Amy Bellchambers, Higgidy’s Senior Marketing Manager told us.

“Last year, we were able to give an extra 79,000 products, and based on forecasts for this year we are looking at 100,000! All of these donations will be provided via surplus stock which helps us to reduce waste too.”

Higgidy has been an active supporter of FareShare for many years and already donates its surplus stock to us. So its contribution during pie week will be a welcome addition to this.

The company’s help has been invaluable, particularly during the pandemic.

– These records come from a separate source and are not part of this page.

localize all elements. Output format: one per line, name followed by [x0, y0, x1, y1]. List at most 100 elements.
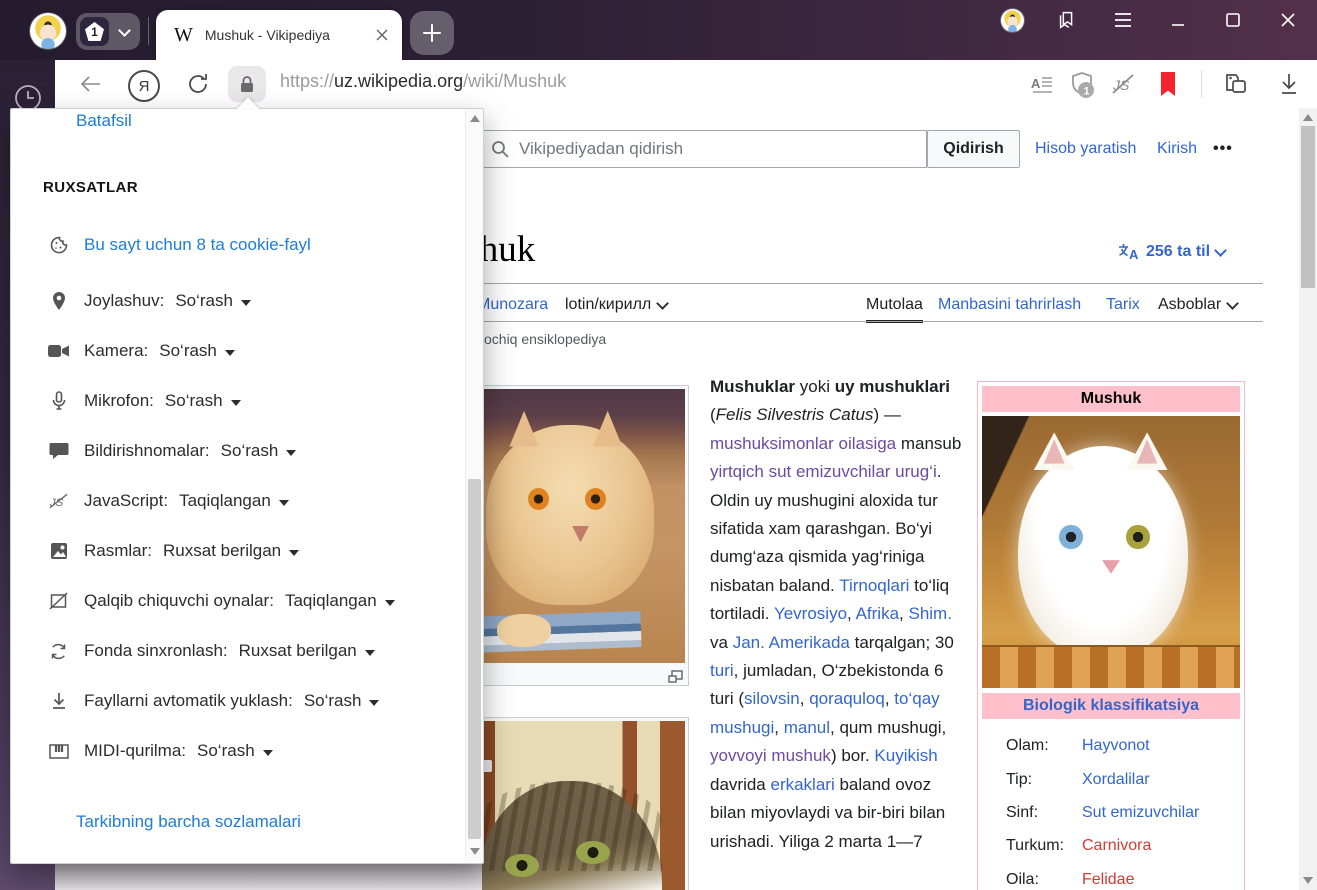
permission-value-dropdown[interactable]: Ruxsat berilgan	[239, 641, 357, 661]
search-icon	[491, 140, 509, 158]
wiki-link[interactable]: erkaklari	[770, 775, 834, 794]
cookies-row[interactable]: Bu sayt uchun 8 ta cookie-fayl	[11, 232, 311, 258]
tab-mutolaa-active[interactable]: Mutolaa	[866, 296, 923, 323]
batafsil-link[interactable]: Batafsil	[76, 111, 132, 131]
permission-row-camera[interactable]: Kamera: So‘rash	[11, 338, 235, 364]
cat-eye	[576, 841, 609, 865]
permission-row-images[interactable]: Rasmlar: Ruxsat berilgan	[11, 538, 299, 564]
permission-label: Fonda sinxronlash:	[84, 641, 228, 661]
permission-label: Joylashuv:	[84, 291, 164, 311]
wiki-link[interactable]: Afrika	[856, 604, 899, 623]
chevron-down-icon	[656, 297, 669, 310]
permission-value-dropdown[interactable]: Taqiqlangan	[179, 491, 271, 511]
permission-value-dropdown[interactable]: Taqiqlangan	[285, 591, 377, 611]
search-input[interactable]	[517, 138, 926, 160]
wiki-link[interactable]: silovsin	[744, 689, 800, 708]
wiki-link[interactable]: Kuyikish	[874, 746, 937, 765]
collections-tags-icon[interactable]	[1220, 71, 1250, 97]
article-thumbnail-frame[interactable]	[472, 385, 689, 686]
wiki-link[interactable]: manul	[784, 718, 830, 737]
cookies-link[interactable]: Bu sayt uchun 8 ta cookie-fayl	[84, 235, 311, 255]
wiki-link[interactable]: qoraquloq	[809, 689, 885, 708]
permissions-section-title: RUXSATLAR	[43, 179, 138, 196]
panel-drop-shadow	[55, 862, 482, 890]
taxo-red-link[interactable]: Carnivora	[1082, 837, 1151, 859]
tab-munozara[interactable]: Munozara	[477, 296, 548, 314]
wiki-link[interactable]: turi	[710, 661, 734, 680]
panel-scrollbar[interactable]	[465, 109, 483, 861]
all-content-settings-link[interactable]: Tarkibning barcha sozlamalari	[76, 812, 301, 832]
article-image-cat-on-book[interactable]	[476, 389, 685, 663]
permission-row-popups[interactable]: Qalqib chiquvchi oynalar: Taqiqlangan	[11, 588, 395, 614]
permission-value-dropdown[interactable]: So‘rash	[197, 741, 255, 761]
article-image-tabby-cat[interactable]	[476, 721, 685, 890]
bookmarks-panel-icon[interactable]	[1049, 2, 1085, 38]
address-bar-url[interactable]: https://uz.wikipedia.org/wiki/Mushuk	[280, 71, 566, 92]
new-tab-button[interactable]	[410, 11, 454, 55]
wiki-link[interactable]: Yevrosiyo	[774, 604, 847, 623]
permission-value-dropdown[interactable]: So‘rash	[159, 341, 217, 361]
permission-row-auto-downloads[interactable]: Fayllarni avtomatik yuklash: So‘rash	[11, 688, 379, 714]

When the Covid19 pandemic hit, Higgidy funded a full-time truck lift driver, Mark, to work in our warehouse full time for three months. This was massively important because the amount of food we were receiving grew to 150 tonnes a month from 50 tonnes a month before the pandemic. To have Mark dedicated to unloading and storing pallets laden with food meant that we could cope with this sudden increase in donated food.

The brilliant Mark who Higgidy funded to work with us in the peak of the pandemic.

“The founders are very much behind FareShare and the work they do. And, as a team we are always looking for ways to support FareShare,” Amy told us.

“Community is very much at the heart of Higgidy and what we do. Our link with FareShare is a great way of us supporting not only the local community but the wider community too as we also support FareShare on a national level. Tackling food waste is hugely important and has become even more so over the past year. Partnering with FareShare helps us combat this, ensuring any surplus stock is going to a worthy cause.”

“Food waste is now higher up on our agenda than ever before, and we are looking at ways we can help consumers tackle food waste as well. For example, we have ‘Cookalongs’ with Camilla on how to turn food that would other otherwise go in the bin into delicious recipes and we also want to share crafty ways to use up vegetable peelings. Equally, sustainability is also important and we are focusing on our packaging and looking to reduce plastic as much as possible.”

Higgidy also set up its own project last year called the Higgidy Helping Hand Scheme, whereby packages are put together with its products and those of partner brands and distributed to local charities.

“As we are in the food and drink industry we’ve been in quite a fortunate position throughout the pandemic. Luckily, our sales have been strong as people are still food shopping and looking for ways to treat themselves. Our acknowledgement of this and that many others are in a more disadvantaged position since the pandemic has driven us to want to help where we can,” concluded Amy.